Commonwealth Court voted 4-1 to throw out the order of Acting Secretary of Health Alison Beam, who signed an order on Aug. 31 that required the masking of all students and staff in K-12 schools, intermediate units, and early learning and child care centers, regardless of vaccination status. The court said Beam didn’t have the authority to make such an order.
The Wolf Administration is begging to differ, stating “the secretary of health’s authority is clearly outlined in existing law.” The Department of Health has directed counsel to file an appeal that it said “will immediately stay the Commonwealth Court’s decision.”
The order was initially anticipated to expire on Jan. 17, 2022, at which time the power to decide on masking would fall back into the hands of local leaders.

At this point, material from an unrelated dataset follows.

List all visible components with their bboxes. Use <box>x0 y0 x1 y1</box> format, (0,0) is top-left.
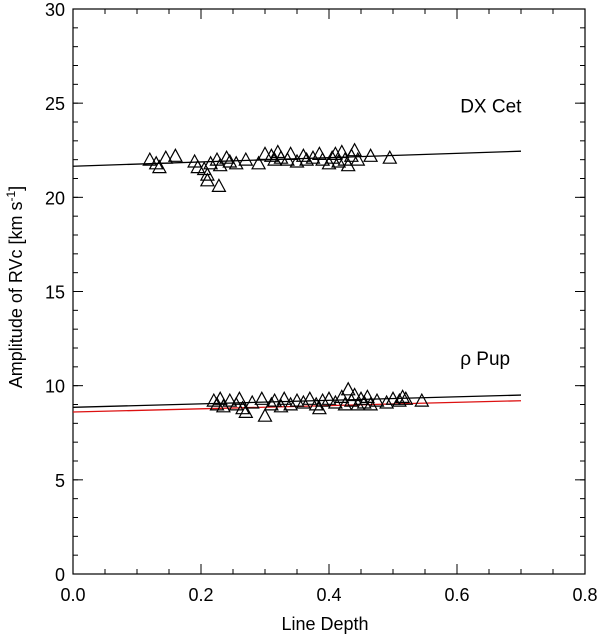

“The school mask order has been critical in ensuring Pennsylvania’s children could safely learn and grow in an in-person classroom setting at the beginning of the school year,” said Wolf. “During the announcement, my administration made clear that we would continue to reevaluate the status of the school mask mandate. Now, we are in a different place than we were in September, and it is time to prepare for a transition back to a more normal setting.
“Unfortunately, the COVID-19 virus is now a part of our daily lives, but with the knowledge we’ve gained over the past 20 months and critical tools like the vaccine at our disposal, we must take the next step forward in our recovery. With more than 70 percent of adults vaccinated in Pennsylvania and the recently expanded vaccine eligibility, I strongly encourage parents to take safety measures to protect your children and your family – like getting vaccinated.”